Para se entender o quadro é necessário dividi-lo em dois. Os danos decorrentes da crise e os danos ao sistema.
Os primeiros são perdas teoricamente recuperáveis. Os segundos condenam os planos de saúde privados a quebrar.
A crise brasileira gerou mais de 12 milhões de desempregados, podendo chegar a 14 milhões até o fim do ano.
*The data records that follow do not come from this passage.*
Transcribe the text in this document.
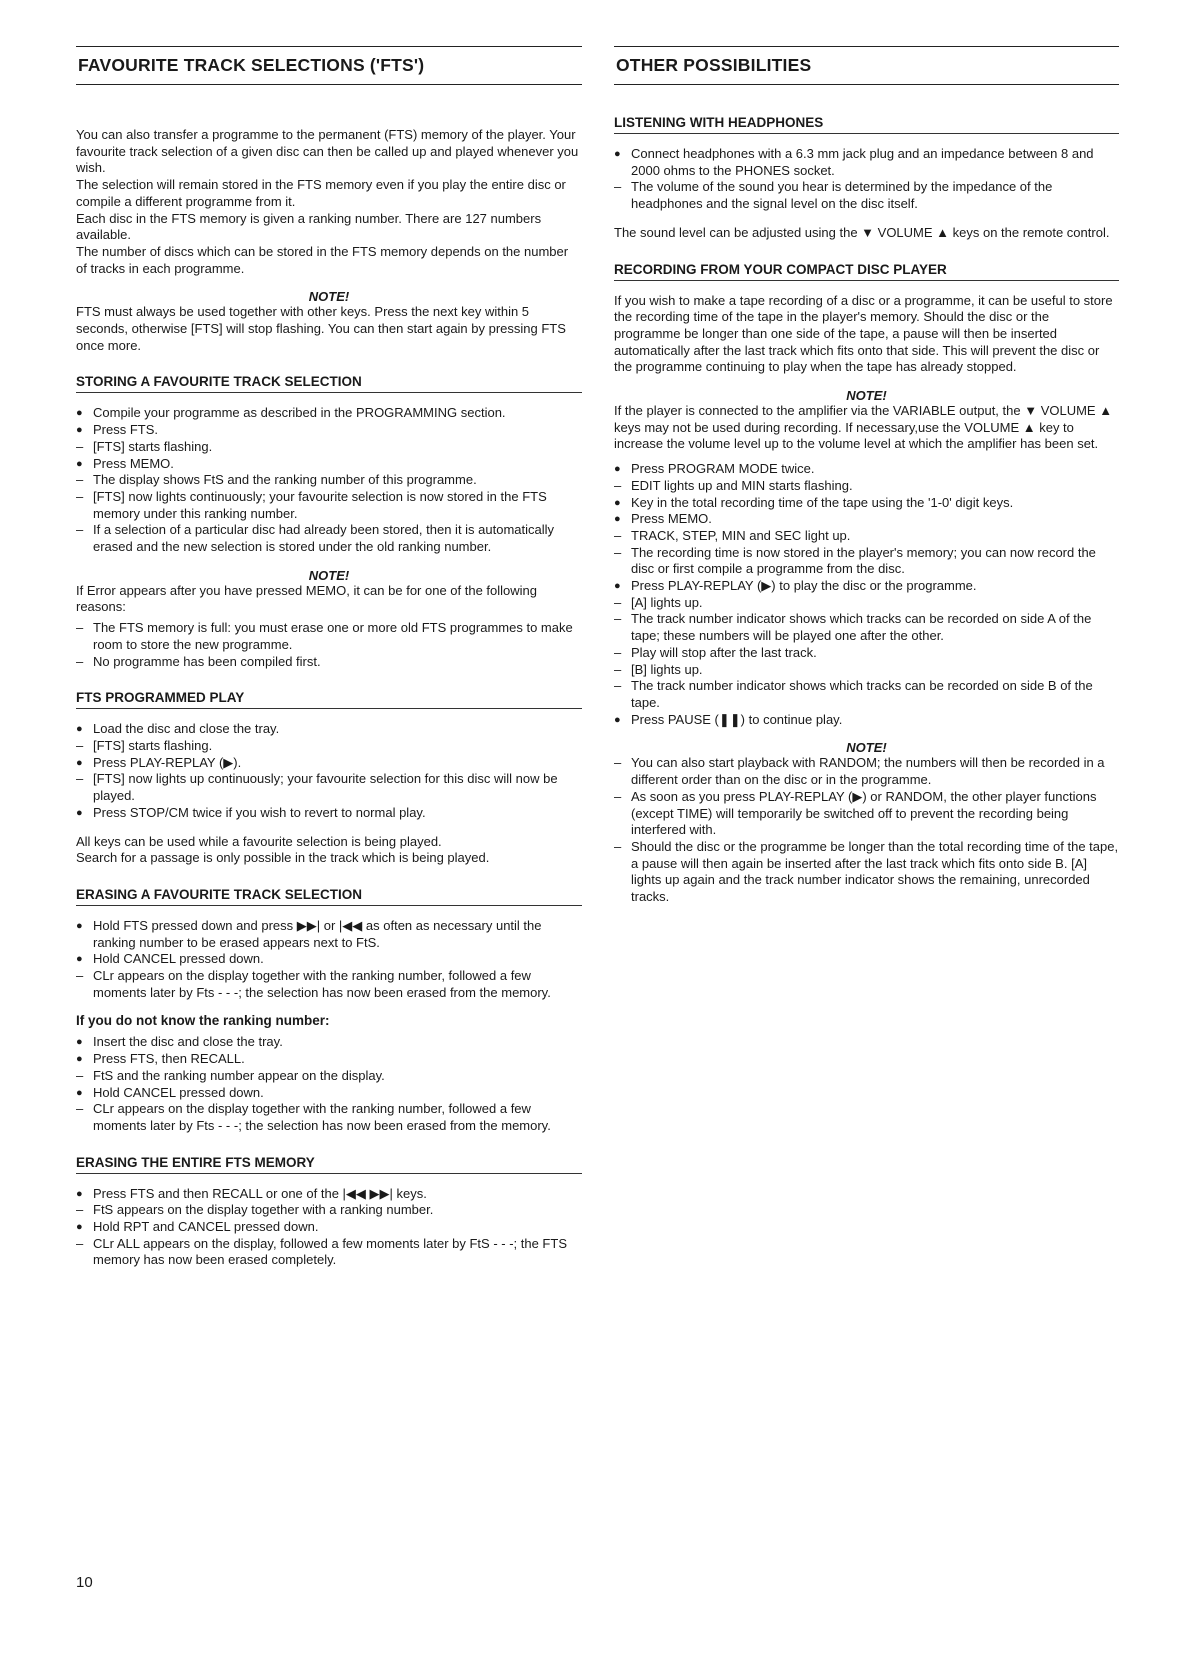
FAVOURITE TRACK SELECTIONS ('FTS')

You can also transfer a programme to the permanent (FTS) memory of the player. Your favourite track selection of a given disc can then be called up and played whenever you wish.

The selection will remain stored in the FTS memory even if you play the entire disc or compile a different programme from it.

Each disc in the FTS memory is given a ranking number. There are 127 numbers available.

The number of discs which can be stored in the FTS memory depends on the number of tracks in each programme.

NOTE!

FTS must always be used together with other keys. Press the next key within 5 seconds, otherwise [FTS] will stop flashing. You can then start again by pressing FTS once more.

STORING A FAVOURITE TRACK SELECTION
● Compile your programme as described in the PROGRAMMING section.
● Press FTS.
– [FTS] starts flashing.
● Press MEMO.
– The display shows FtS and the ranking number of this programme.
– [FTS] now lights continuously; your favourite selection is now stored in the FTS memory under this ranking number.
– If a selection of a particular disc had already been stored, then it is automatically erased and the new selection is stored under the old ranking number.

NOTE!

If Error appears after you have pressed MEMO, it can be for one of the following reasons:

– The FTS memory is full: you must erase one or more old FTS programmes to make room to store the new programme.
– No programme has been compiled first.
FTS PROGRAMMED PLAY
● Load the disc and close the tray.
– [FTS] starts flashing.
● Press PLAY-REPLAY (▶).
– [FTS] now lights up continuously; your favourite selection for this disc will now be played.
● Press STOP/CM twice if you wish to revert to normal play.

All keys can be used while a favourite selection is being played.

Search for a passage is only possible in the track which is being played.

ERASING A FAVOURITE TRACK SELECTION
● Hold FTS pressed down and press ▶▶| or |◀◀ as often as necessary until the ranking number to be erased appears next to FtS.
● Hold CANCEL pressed down.
– CLr appears on the display together with the ranking number, followed a few moments later by Fts - - -; the selection has now been erased from the memory.

If you do not know the ranking number:

● Insert the disc and close the tray.
● Press FTS, then RECALL.
– FtS and the ranking number appear on the display.
● Hold CANCEL pressed down.
– CLr appears on the display together with the ranking number, followed a few moments later by Fts - - -; the selection has now been erased from the memory.
ERASING THE ENTIRE FTS MEMORY
● Press FTS and then RECALL or one of the |◀◀ ▶▶| keys.
– FtS appears on the display together with a ranking number.
● Hold RPT and CANCEL pressed down.
– CLr ALL appears on the display, followed a few moments later by FtS - - -; the FTS memory has now been erased completely.
OTHER POSSIBILITIES
LISTENING WITH HEADPHONES
● Connect headphones with a 6.3 mm jack plug and an impedance between 8 and 2000 ohms to the PHONES socket.
– The volume of the sound you hear is determined by the impedance of the headphones and the signal level on the disc itself.

The sound level can be adjusted using the ▼ VOLUME ▲ keys on the remote control.

RECORDING FROM YOUR COMPACT DISC PLAYER

If you wish to make a tape recording of a disc or a programme, it can be useful to store the recording time of the tape in the player's memory. Should the disc or the programme be longer than one side of the tape, a pause will then be inserted automatically after the last track which fits onto that side. This will prevent the disc or the programme continuing to play when the tape has already stopped.

NOTE!

If the player is connected to the amplifier via the VARIABLE output, the ▼ VOLUME ▲ keys may not be used during recording. If necessary,use the VOLUME ▲ key to increase the volume level up to the volume level at which the amplifier has been set.

● Press PROGRAM MODE twice.
– EDIT lights up and MIN starts flashing.
● Key in the total recording time of the tape using the '1-0' digit keys.
● Press MEMO.
– TRACK, STEP, MIN and SEC light up.
– The recording time is now stored in the player's memory; you can now record the disc or first compile a programme from the disc.
● Press PLAY-REPLAY (▶) to play the disc or the programme.
– [A] lights up.
– The track number indicator shows which tracks can be recorded on side A of the tape; these numbers will be played one after the other.
– Play will stop after the last track.
– [B] lights up.
– The track number indicator shows which tracks can be recorded on side B of the tape.
● Press PAUSE (❚❚) to continue play.

NOTE!

– You can also start playback with RANDOM; the numbers will then be recorded in a different order than on the disc or in the programme.
– As soon as you press PLAY-REPLAY (▶) or RANDOM, the other player functions (except TIME) will temporarily be switched off to prevent the recording being interfered with.
– Should the disc or the programme be longer than the total recording time of the tape, a pause will then again be inserted after the last track which fits onto side B. [A] lights up again and the track number indicator shows the remaining, unrecorded tracks.
10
Além disso, autônomos e profissionais liberais, em grande número, viram seus faturamentos caírem. Os grandes mantenedores dos planos de saúde privados são as empresas. Depois delas, vêm os planos coletivos por adesão, justamente os que atendem os profissionais liberais e os autônomos. Com a crise estes dois segmentos foram severamente atingidos. As empresas despediram e, consequentemente, cancelaram os planos de milhões de pessoas e os planos coletivos por adesão tiveram um bom porcentual trocado por planos mais baratos.
Como se não bastasse, a ameaça do desemprego, que ainda ronda milhões de brasileiros, e a queda no faturamento dos profissionais liberais e autônomos geraram a antecipação do uso do plano. Quer dizer, procedimentos que seriam realizados ao longo do tempo, ou que não estavam previstos, foram antecipados para garantir o atendimento pela rede privada antes de uma eventual dispensa ou necessidade de baixar o padrão do plano.
A consequência foi o aumento dos custos das operadoras, com a agravante de, mais para frente, não poderem se recapitalizar porque os planos foram cancelados ou sofreram uma redução de patamar. Este movimento feriu várias operadoras, especialmente aquelas que não têm massa crítica para fazer frente ao aumento dos custos seguido da queda no faturamento. Como a reversão do quadro ainda deve demorar, o risco de várias operadoras não conseguirem se manter é concreto e ameaça milhões de brasileiros, seus segurados.
Mas se o quadro é grave no curto prazo, ele é mais grave ainda no médio prazo. Além das sequelas dramáticas provocadas pela crise, a ação do Governo e a ação do Judiciário ameaçam de forma irreversível a saúde de todas as operadoras de planos de saúde privados atuando no Brasil, independentemente de desenho jurídico, tamanho, capital e reservas. Se não se fizer nada, em algum momento, todo o sistema entrará em colapso.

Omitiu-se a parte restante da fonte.